- Born: John Jeremy Kenrick Moon 29 August 1934 Altrincham, Cheshire, England
- Died: 30 November 1973 (aged 39) London, England
- Known for: Painting, Drawing, Sculpture
- Awards: Associated Electrical Industries Prize for Sculpture, 1962

= Jeremy Moon (artist) =

British artist

John Jeremy Kenrick Moon (29 August 1934 – 30 November 1973) was a British abstract painter. He read law at the University of Cambridge and worked in advertising before becoming an artist in 1961. He lived and worked in Kingston upon Thames, Surrey between 1966 and 1973. He died following a motorcycle accident near Kingston in November 1973.

==Early life==
Jeremy Moon was born in Altrincham, Cheshire in 1934. He was the eldest son of Ruth Kenrick Smith and Arthur Moon.

==Career==
From around 1959, Moon had been experimenting with ballet and modern dance, choreography, poetry and painting alongside his day-job in advertising. He visited the Situation exhibition in 1961, a survey of new large-scale abstract painting in Britain, and soon after decided he wanted to become an artist. He enrolled at Central School of Art but left after three weeks, feeling that his own working practice and ideas were already established. In 1962, Moon won The Associated Electrical Industries Prize for Sculpture, a competition that was judged by his friend Phillip King, the British sculptor. At this time he was living and working in Chepstow Road, West London and had his first solo show at the nascent Rowan Gallery in Knightsbridge. (The painter Bryan Young had recommended Moon's work to the gallery's owner Alec Gregory-Hood).

Moon also married Elizabeth Bryant and started teaching part-time at St Martin's School of Art and Chelsea School of Art within the same year. In 1964 they moved to a 2-bedroom flat in Swiss Cottage and Moon used one room as a studio. Son Robert was born that year. In 1966 they bought a house in Kingston upon Thames, Surrey and during the following year Moon built a large studio in the back garden, taking a lead from John Hoyland who had moved to Kingston and built a studio shortly beforehand. (Painters Bernard Cohen and John Edwards also followed suit).
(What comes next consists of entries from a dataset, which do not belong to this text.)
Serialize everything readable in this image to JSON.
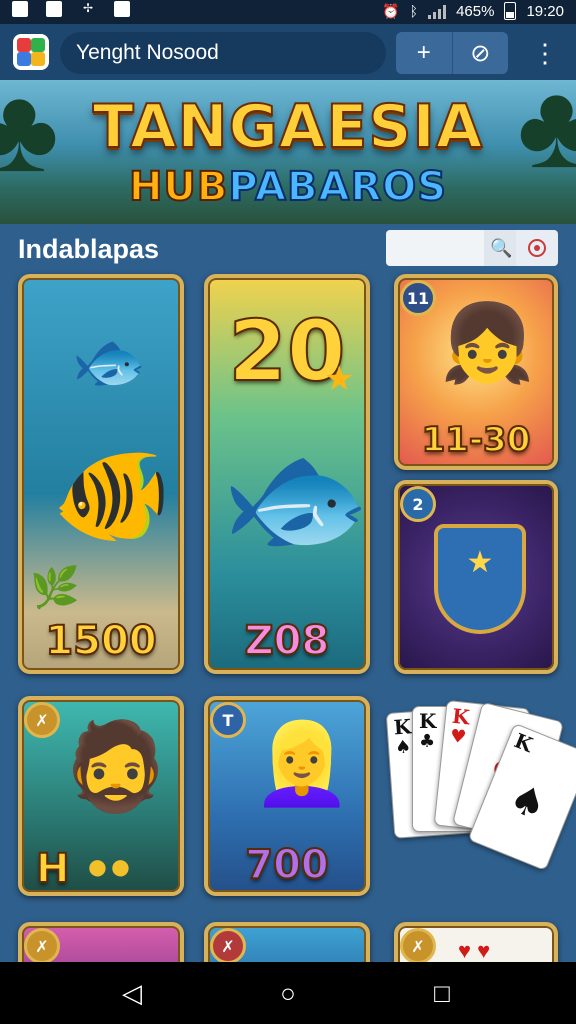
{
  "status_bar": {
    "battery_text": "465%",
    "time": "19:20"
  },
  "app_bar": {
    "search_text": "Yenght Nosood",
    "add_icon": "plus-icon",
    "sync_icon": "circle-arrow-icon",
    "menu_icon": "kebab-menu-icon"
  },
  "banner": {
    "title": "TANGAESIA",
    "subtitle_part1": "HUB",
    "subtitle_part2": "PABAROS"
  },
  "section": {
    "title": "Indablapas",
    "filter_placeholder": ""
  },
  "games": [
    {
      "value": "1500",
      "art": "fish-icon"
    },
    {
      "headline": "20",
      "value": "Z08",
      "art": "fish-icon"
    },
    {
      "badge": "11",
      "value": "11-30",
      "art": "girl-icon"
    },
    {
      "badge": "2",
      "art": "shield-icon"
    },
    {
      "value": "H",
      "art": "man-icon"
    },
    {
      "badge": "T",
      "value": "700",
      "art": "girl-icon"
    },
    {
      "art": "playing-cards-icon"
    }
  ],
  "playing_cards": [
    {
      "rank": "K",
      "suit": "♠",
      "color": "#111111"
    },
    {
      "rank": "K",
      "suit": "♣",
      "color": "#111111"
    },
    {
      "rank": "K",
      "suit": "♥",
      "color": "#d11a1a"
    },
    {
      "rank": "",
      "suit": "♥",
      "color": "#d11a1a"
    },
    {
      "rank": "K",
      "suit": "♠",
      "color": "#111111"
    }
  ],
  "colors": {
    "background": "#2f5f8c",
    "app_bar": "#1e4770",
    "card_border": "#d8b25a"
  },
  "nav_bar": {
    "back_icon": "back-triangle-icon",
    "home_icon": "home-circle-icon",
    "recents_icon": "recents-square-icon"
  }
}
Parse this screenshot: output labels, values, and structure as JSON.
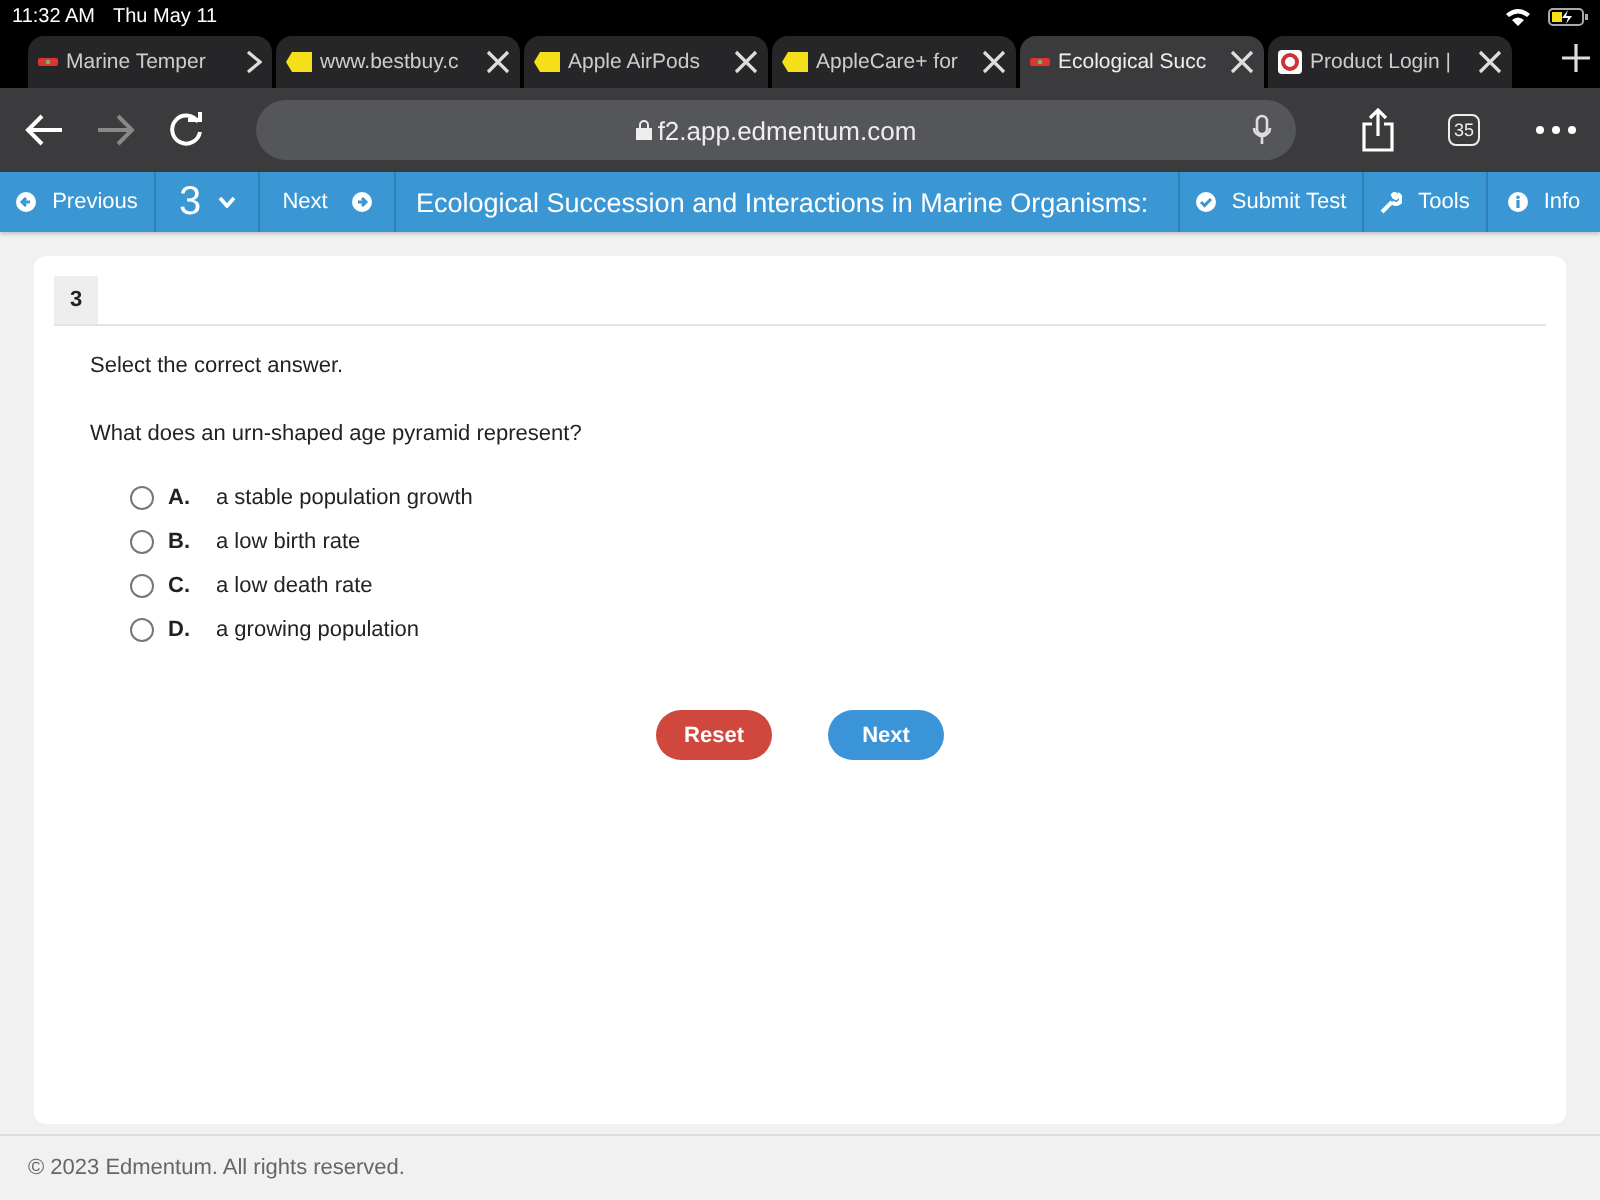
{
  "status_bar": {
    "time": "11:32 AM",
    "date": "Thu May 11"
  },
  "browser_tabs": [
    {
      "title": "Marine Temper",
      "selected": false
    },
    {
      "title": "www.bestbuy.c",
      "selected": false
    },
    {
      "title": "Apple AirPods",
      "selected": false
    },
    {
      "title": "AppleCare+ for",
      "selected": false
    },
    {
      "title": "Ecological Succ",
      "selected": true
    },
    {
      "title": "Product Login |",
      "selected": false
    }
  ],
  "address_bar": {
    "url": "f2.app.edmentum.com",
    "tab_count": "35"
  },
  "toolbar": {
    "previous": "Previous",
    "question_number": "3",
    "next": "Next",
    "title": "Ecological Succession and Interactions in Marine Organisms:",
    "submit": "Submit Test",
    "tools": "Tools",
    "info": "Info"
  },
  "question": {
    "number": "3",
    "instruction": "Select the correct answer.",
    "prompt": "What does an urn-shaped age pyramid represent?",
    "options": [
      {
        "letter": "A.",
        "text": "a stable population growth",
        "selected": false
      },
      {
        "letter": "B.",
        "text": "a low birth rate",
        "selected": false
      },
      {
        "letter": "C.",
        "text": "a low death rate",
        "selected": false
      },
      {
        "letter": "D.",
        "text": "a growing population",
        "selected": false
      }
    ],
    "buttons": {
      "reset": "Reset",
      "next": "Next"
    }
  },
  "footer": "© 2023 Edmentum. All rights reserved."
}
Second son Benedick was born at home in 1966. The first works completed in the new Kingston studio in 1967 were the Y-shaped paintings. Daughter Georgina was born at home in 1970.

Jeremy Moon became a leading figure in British art during the 1960s and 1970s. His work was abstract and geometric in form. His early paintings until 1964 used oil on canvas, switching then to the new acrylic paints. He generally applied paint in a flat and unmodulated way using masking tape to delineate clear areas of colour. He was an early exponent of the shaped canvas and also produced a small number of 3D and relief works. Reoccurring motifs and elements within his paintings included grid-like forms composed of vertical, horizontal or diagonal lines. Drawing was a central part of his practice and he used pencil, pen and pastels incessantly on A4 letter-writing paper to develop ideas for works. His peers included John Hoyland, Bridget Riley, Ian Stephenson, Bernard Cohen, Patrick Caulfield, Phillip King and Anthony Caro.

During Moon's lifetime he had solo shows at The Rowan Gallery yearly between 1963 and 1973 except for 1964. His work is held in the collections of Tate, The Arts Council, The British Council, The British Museum, The Victoria & Albert Museum, The Government Art Collection, National Museums Scotland, National Museums of Northern Ireland, Manchester City Art Gallery, Southampton City Art Gallery, The Fitzwilliam Museum, The Cecil Higgins Museum & Art Gallery, The University of Warwick, The Calouste Gulbenkian Foundation, Portugal, The Museum of Modern Art, Rio de Janeiro, Brazil, The Museum of Contemporary Art, Sydney, Australia, The RISD Museum, Providence RI USA, The Walker Art Center, Minneapolis USA. Corporate collections include British Airways and Daimler Chrysler, Stuttgart, Germany.

==Death and legacy==
Moon died aged 39 following a motorcycle accident at Robin Hood roundabout on the A3 whilst commuting back from Chelsea to Kingston on 30 November 1973.

Since his death, his work has continued to be shown widely. The Serpentine Gallery in London held a retrospective of his work in 1976. There was also a retrospective in 2000 curated by the British painters Richard Kirwan and Daniel Sturgis that toured to Harris Museum – Preston, Bow Arts – London, Graves Art Gallery – Sheffield and Kettles Yard – Cambridge. His studio, archive and estate remain in Kingston upon Thames, Surrey. Jeremy Moon is represented by Luhring Augustine.

==Advertising==
Moon with his daughter advocate Nami ANE1997 - 2003 One Industries.